Паперный пошел звонить в приемный покой больницы.
Через пару минут вернулся в растерянности.
— Носова в больнице нет. Врач говорит, что дали ему порошок. Стало легче, и он ушел.
— Куда?
— Врач не знает.
— А вы? — жестко спросил Карпухин и за все время впервые поднял глаза. — Вы знаете?
— Не знаю.
— Разыщите Носова.
Разыскивать Носова не входило в функции Паперного, но поскольку командир комендантского взвода Хоружий отсутствовал, а ЧП произошло в дежурство Паперного, то доводить дело до конца приходилось ему.
— Вы зачем его ко мне привели? — суетясь, шипел Полубесов. — Вы что, угробить меня хотите? — Он оглядывался в сторону двери, за которой находился Поленов, и трусливо втягивал голову.
Воротников, обмякнув всем телом, развалился в кожаном кресле, все еще переживая то, что произошло час назад.

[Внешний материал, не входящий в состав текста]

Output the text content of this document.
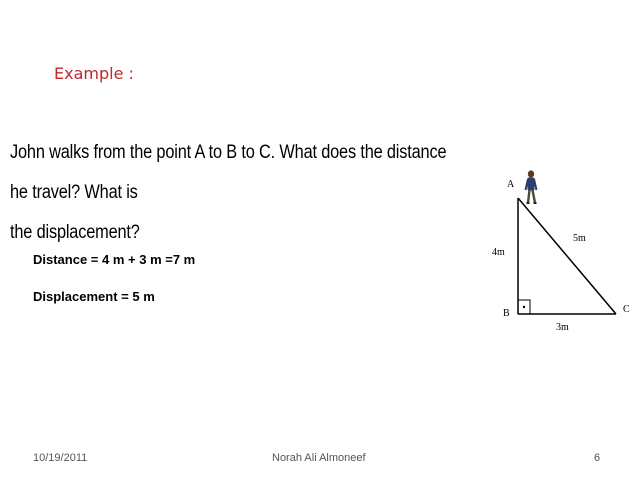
Example :
John walks from the point A to B to C. What does the distance he travel? What is
the displacement?
Distance = 4 m + 3 m =7 m
Displacement = 5 m
A
B	C
4m
5m
3m
10/19/2011	Norah Ali Almoneef	6
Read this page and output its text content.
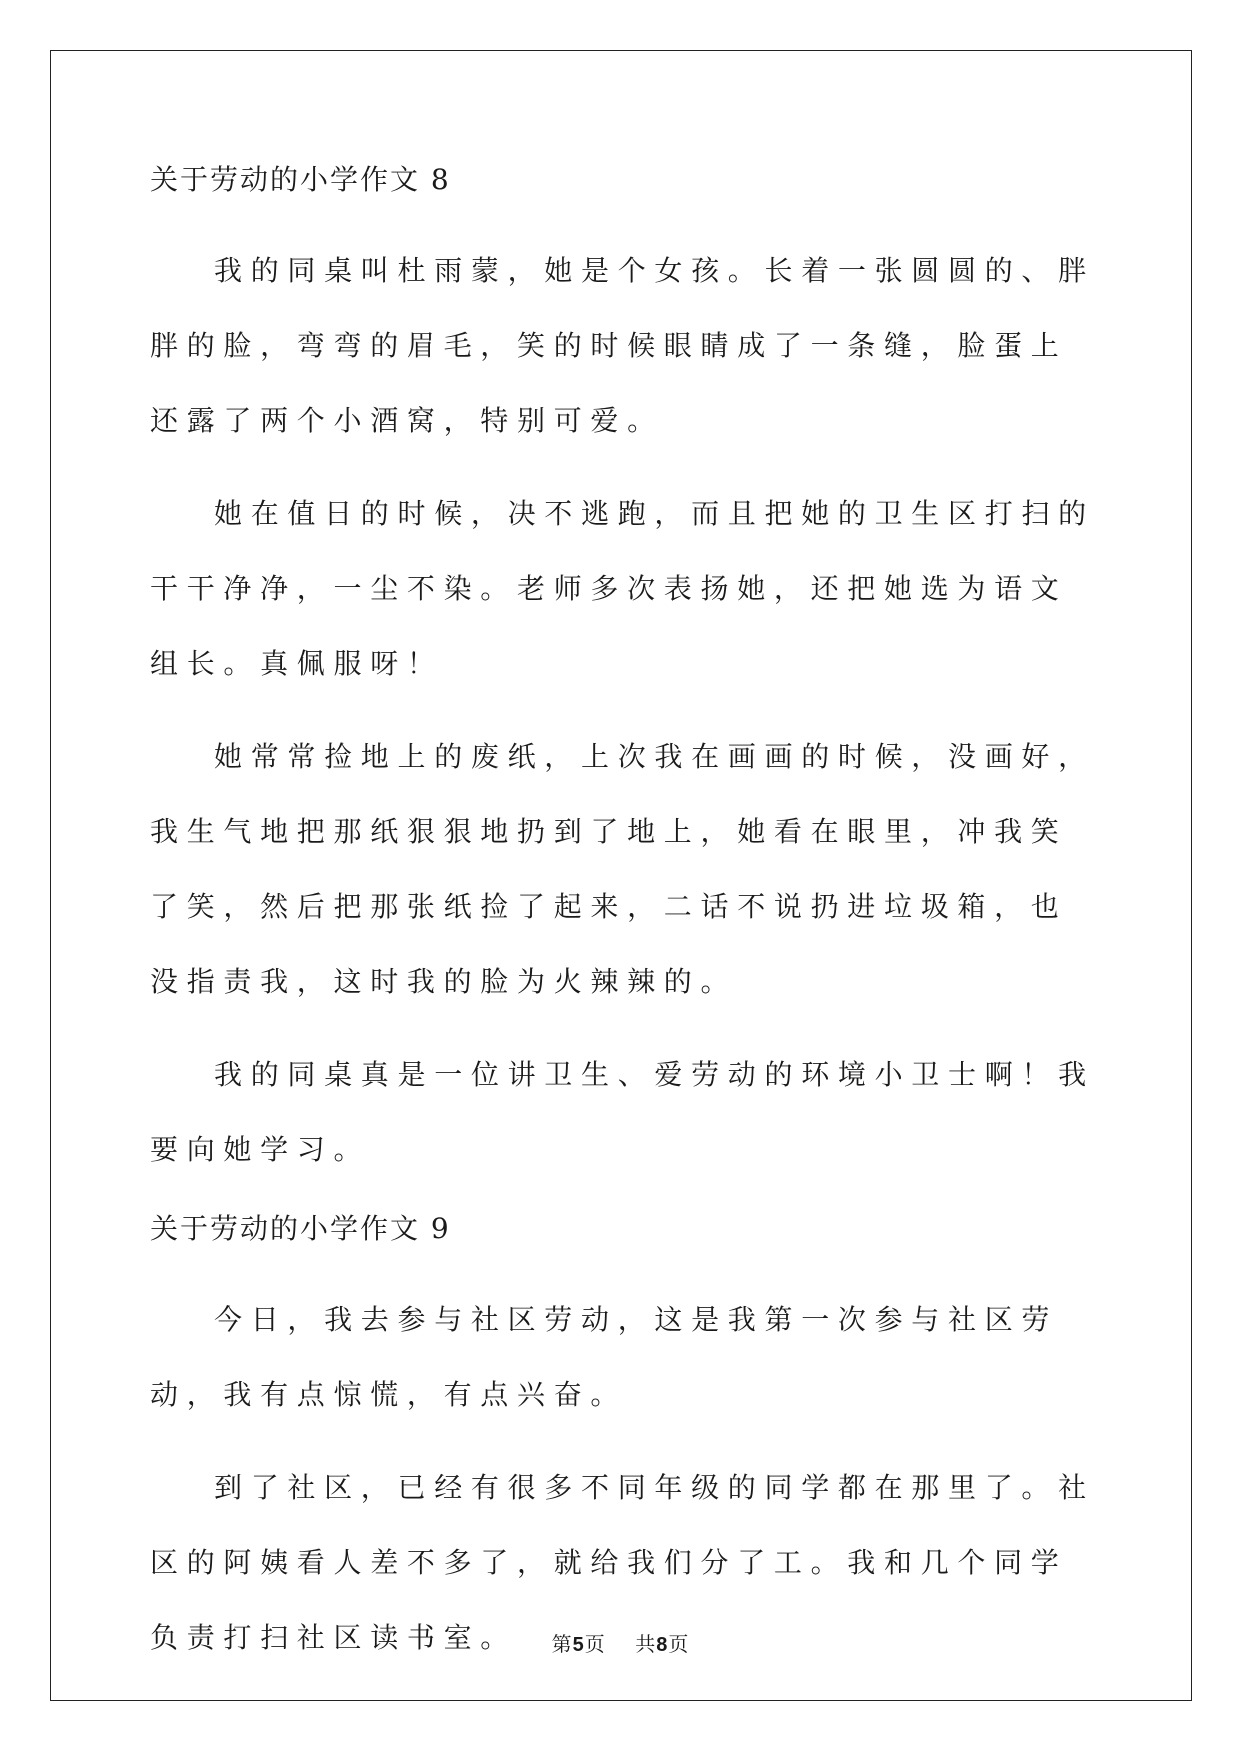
关于劳动的小学作文 8

我的同桌叫杜雨蒙，她是个女孩。长着一张圆圆的、胖胖的脸，弯弯的眉毛，笑的时候眼睛成了一条缝，脸蛋上还露了两个小酒窝，特别可爱。

她在值日的时候，决不逃跑，而且把她的卫生区打扫的干干净净，一尘不染。老师多次表扬她，还把她选为语文组长。真佩服呀！

她常常捡地上的废纸，上次我在画画的时候，没画好，我生气地把那纸狠狠地扔到了地上，她看在眼里，冲我笑了笑，然后把那张纸捡了起来，二话不说扔进垃圾箱，也没指责我，这时我的脸为火辣辣的。

我的同桌真是一位讲卫生、爱劳动的环境小卫士啊！我要向她学习。

关于劳动的小学作文 9

今日，我去参与社区劳动，这是我第一次参与社区劳动，我有点惊慌，有点兴奋。

到了社区，已经有很多不同年级的同学都在那里了。社区的阿姨看人差不多了，就给我们分了工。我和几个同学负责打扫社区读书室。	第5页 共8页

Он еще находился там, на неосвещенной улице, скользкой от недавнего дождя. Перед его глазами все еще стоял автомобиль с задранным в темное небо кузовом, он видел брызги стекла после каждого выстрела, слышал звук вспарываемого горячим металлическим дождем железа, ощущал холодный липкий пот от сдерживаемого страха, и острое чувство опасности. Все это осталось где-то в стороне, и теперь Воротников, расслабясь, наслаждался минутой покоя. Горячечная суета Полубесова казалась ему не страшной, а даже забавной.